To say any more about the plot would deprive you of discovering its twisted joys, but I will say I've never read a horror story -- and I've read more than my share -- that addresses this truly taboo territory.  Breed is inventive and propulsive reading. It's hard to put down, even as you're pretty sure you don't really want to know what's going to happen next.

Breed certainly isn't flawless -- sometimes it's difficult to suspend disbelief in the characters' actions, for example the key bit about flying off to get an experimental treatment from a creepy doctor in an unfamiliar Eastern European city with seemingly no medical regulations. Never having been desperate to, um, breed, maybe I just don't understand the lengths to which people will go. To me it seems like a colossally stupid idea; but -- something like climbing Everest with no mountaineering experience -- perhaps it would appeal to those with more money than sense.

One other flaw is that the denoument of the book, though emotionally satisfying in its way, is completely rushed. Some of that may be stylistic choice, an attempt to indicate heightened stakes and anxiety levels, but for me it was like an episode of "24" -- too much happened, too fast and too conveniently. If I hadn't been told there was a sequel in the works I'd have thought Breed full of dangling and/or unnecessary plot threads. I'll suspend critique on the dangly bits until I see where Novak's overall arc is heading, but the main events of this book did wrap up just a little too neatly.

Still, I'd highly recommend Breed to anyone who's looking for something innovative in the horror field; it's frequently disgusting, and its theme just plain wrong (in the right way). Not even remotely for the squeamish. 

* Since the cat is already out of the bag on this nom de plume, it can't hurt to tell you that, while this is Chase Novak's first novel, the talent actually belongs to two-time National Book Award nominee Scott Spencer, author of 11 novels, one of which is Endless Love. (Don't worry, the book was way better than the movie. It was stalkerrific!)

Monday, November 05, 2012

Book Review: Elsewhere, by William Peter Blatty



3/5
(This review refers to the 1999 version, included in the anthology 999: Twenty-nine Original Tales of Horror and Suspense, not to the 2009 reissue in hardback. I am unsure if there are substantive differences in the text.)

Elsewhere is an eerie little haunted-house story strong on atmospherics and clever dialogue, but one which ultimately disappoints with a pretty stock resolution.

Ambitious real estate agent Joan Freeboard is offered a huge fee if she can sell Elsewhere, a notoriously haunted mansion on an island in the Hudson river. Known as the scene of a particularly gruesome murder-suicide, even the family heirs refuse to live in it, decamping to Italy and putting it on the market.
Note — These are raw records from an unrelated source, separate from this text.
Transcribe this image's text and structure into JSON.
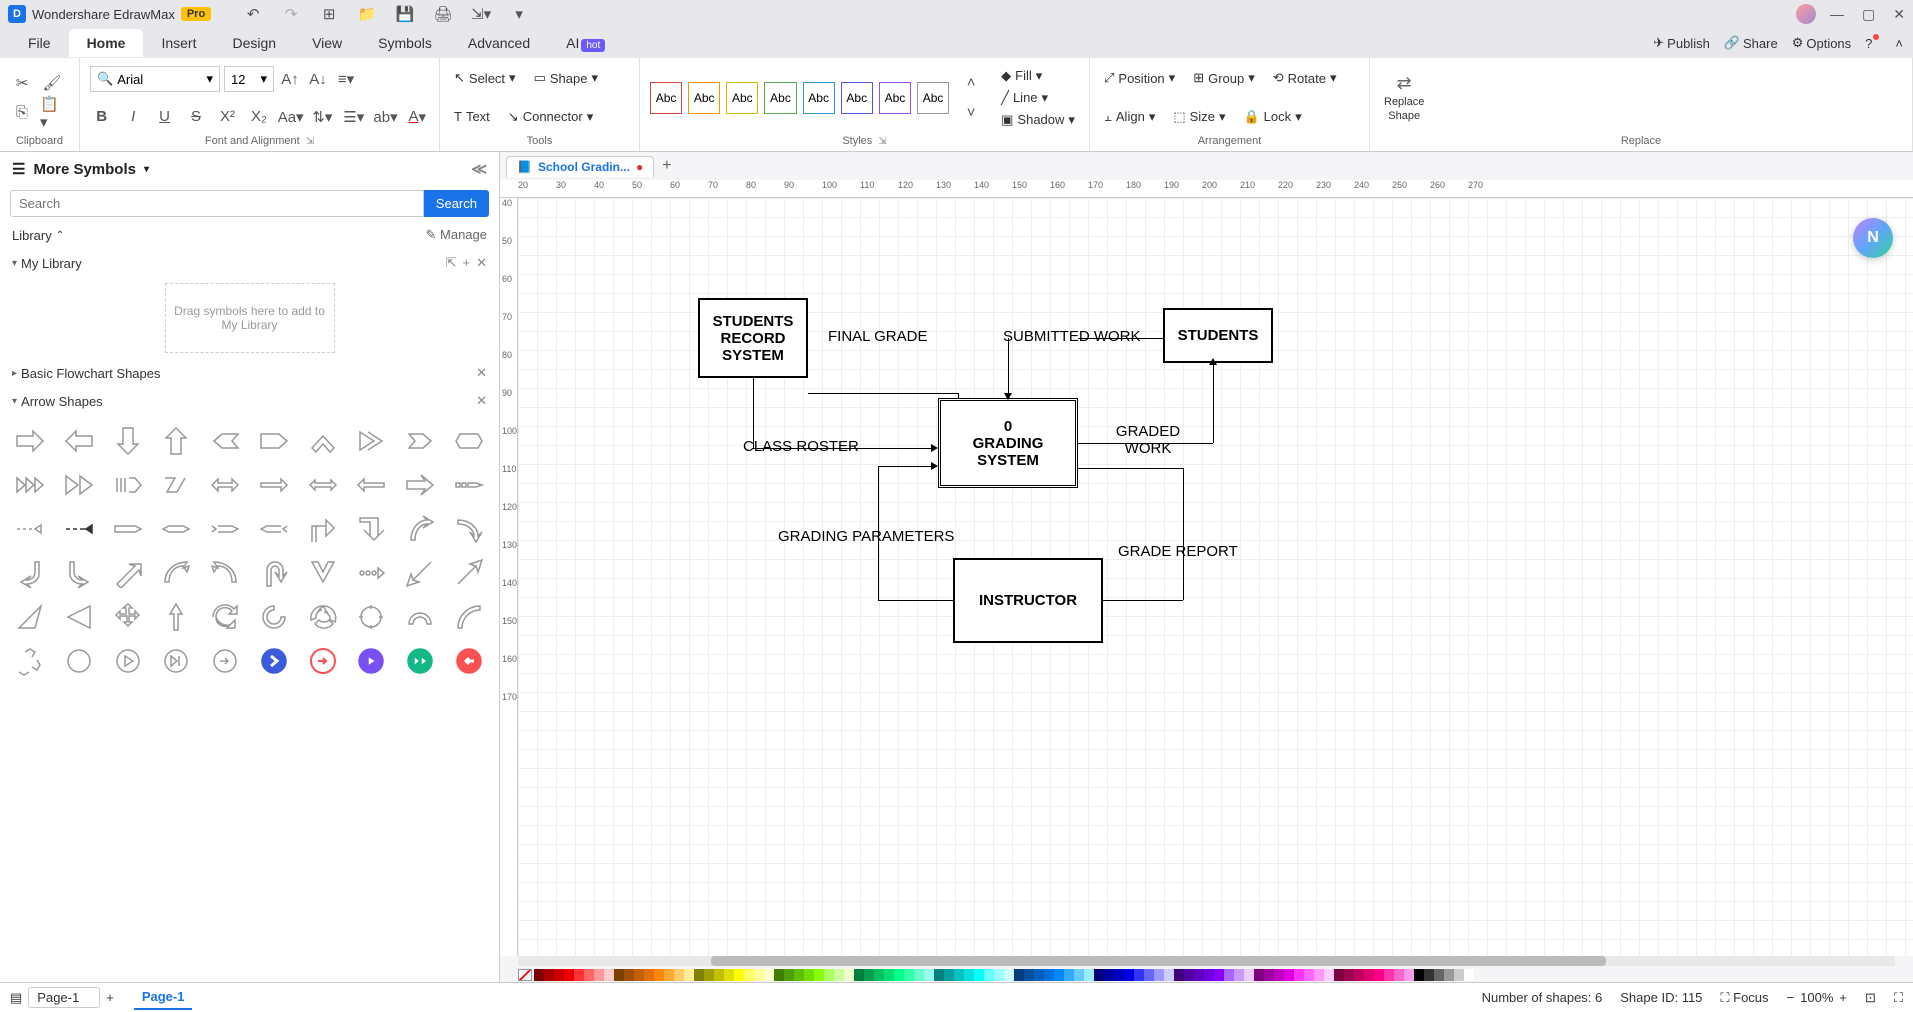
{
  "app": {
    "name": "Wondershare EdrawMax",
    "badge": "Pro"
  },
  "menubar": {
    "tabs": [
      "File",
      "Home",
      "Insert",
      "Design",
      "View",
      "Symbols",
      "Advanced",
      "AI"
    ],
    "active": "Home",
    "publish": "Publish",
    "share": "Share",
    "options": "Options"
  },
  "ribbon": {
    "clipboard_label": "Clipboard",
    "font_name": "Arial",
    "font_size": "12",
    "font_label": "Font and Alignment",
    "select": "Select",
    "shape": "Shape",
    "text": "Text",
    "connector": "Connector",
    "tools_label": "Tools",
    "style_swatch": "Abc",
    "styles_label": "Styles",
    "fill": "Fill",
    "line": "Line",
    "shadow": "Shadow",
    "position": "Position",
    "group": "Group",
    "rotate": "Rotate",
    "align": "Align",
    "size": "Size",
    "lock": "Lock",
    "arrangement_label": "Arrangement",
    "replace": "Replace",
    "replace_shape": "Shape",
    "replace_label": "Replace"
  },
  "leftpanel": {
    "title": "More Symbols",
    "search_placeholder": "Search",
    "search_btn": "Search",
    "library": "Library",
    "manage": "Manage",
    "my_library": "My Library",
    "my_library_hint": "Drag symbols here to add to My Library",
    "basic_flowchart": "Basic Flowchart Shapes",
    "arrow_shapes": "Arrow Shapes"
  },
  "doc": {
    "tab_name": "School Gradin..."
  },
  "ruler_h": [
    "20",
    "30",
    "40",
    "50",
    "60",
    "70",
    "80",
    "90",
    "100",
    "110",
    "120",
    "130",
    "140",
    "150",
    "160",
    "170",
    "180",
    "190",
    "200",
    "210",
    "220",
    "230",
    "240",
    "250",
    "260",
    "270"
  ],
  "ruler_v": [
    "40",
    "50",
    "60",
    "70",
    "80",
    "90",
    "100",
    "110",
    "120",
    "130",
    "140",
    "150",
    "160",
    "170"
  ],
  "diagram": {
    "students_record_system": "STUDENTS RECORD SYSTEM",
    "final_grade": "FINAL GRADE",
    "submitted_work": "SUBMITTED WORK",
    "students": "STUDENTS",
    "class_roster": "CLASS ROSTER",
    "grading_system_num": "0",
    "grading_system_line2": "GRADING",
    "grading_system_line3": "SYSTEM",
    "graded_work": "GRADED WORK",
    "grading_parameters": "GRADING PARAMETERS",
    "grade_report": "GRADE REPORT",
    "instructor": "INSTRUCTOR"
  },
  "colorbar": [
    "#7f0000",
    "#a00",
    "#c00",
    "#e00",
    "#f33",
    "#f66",
    "#f99",
    "#fcc",
    "#7f3f00",
    "#a05000",
    "#c06000",
    "#e07000",
    "#f80",
    "#fa3",
    "#fc6",
    "#fe9",
    "#7f7f00",
    "#a0a000",
    "#c0c000",
    "#e0e000",
    "#ff0",
    "#ff6",
    "#ff9",
    "#ffc",
    "#3f7f00",
    "#50a000",
    "#60c000",
    "#70e000",
    "#8f0",
    "#af6",
    "#cf9",
    "#efc",
    "#007f3f",
    "#00a050",
    "#00c060",
    "#00e070",
    "#0f8",
    "#3fa",
    "#6fc",
    "#9fe",
    "#007f7f",
    "#00a0a0",
    "#00c0c0",
    "#00e0e0",
    "#0ff",
    "#6ff",
    "#9ff",
    "#cff",
    "#003f7f",
    "#0050a0",
    "#0060c0",
    "#0070e0",
    "#08f",
    "#3af",
    "#6cf",
    "#9ef",
    "#00007f",
    "#0000a0",
    "#0000c0",
    "#0000e0",
    "#33f",
    "#66f",
    "#99f",
    "#ccf",
    "#3f007f",
    "#5000a0",
    "#6000c0",
    "#7000e0",
    "#80f",
    "#a6f",
    "#c9f",
    "#ecf",
    "#7f007f",
    "#a000a0",
    "#c000c0",
    "#e000e0",
    "#f3f",
    "#f6f",
    "#f9f",
    "#fcf",
    "#7f003f",
    "#a00050",
    "#c00060",
    "#e00070",
    "#f08",
    "#f3a",
    "#f6c",
    "#f9e",
    "#000",
    "#333",
    "#666",
    "#999",
    "#ccc",
    "#fff"
  ],
  "status": {
    "page_list": "Page-1",
    "page_tab": "Page-1",
    "shapes": "Number of shapes: 6",
    "shape_id": "Shape ID: 115",
    "focus": "Focus",
    "zoom": "100%"
  }
}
Joan knows she has to do something to dispel the ridiculous rumors, so in order to clear the house's reputation she hatches a clever PR plan: she retains the services of a psychic, an occult expert from NYU, and her closest friend, award-winning but creatively blocked writer Terence Dare, to spend five days with her at Elsewhere. If all goes well, they can debunk the ghost stories, and Terence can break his dry spell by writing an account of the experiment for a high-profile magazine -- which will also serve as excellent publicity for the house's sale. Win-win, right?

Needless to say, things don't go as planned. But I'll bet you expected that. (At least you did if you've ever read The Haunting of Hill House.)

And that's the real problem with Elsewhere: it's just a bit too predictable to actually be scary. Perhaps that's unfair, since the novella was originally published in 1999 -- earlier than some of the works it ultimately feels derivative of. But if you're up on your contemporary horror, you can see the end coming from miles away. This is especially irritating because, a) we all know Blatty is fully capable of scaring the crap out of readers; and b) because the story's setup seems so obvious you're sure the twist simply can't be what you think it is. And yet.

Elsewhere was a perfectly fine way to while away a Sunday afternoon, and I'm not sorry I read it; I just wish I'd read it before subsequent works made it essentially redundant.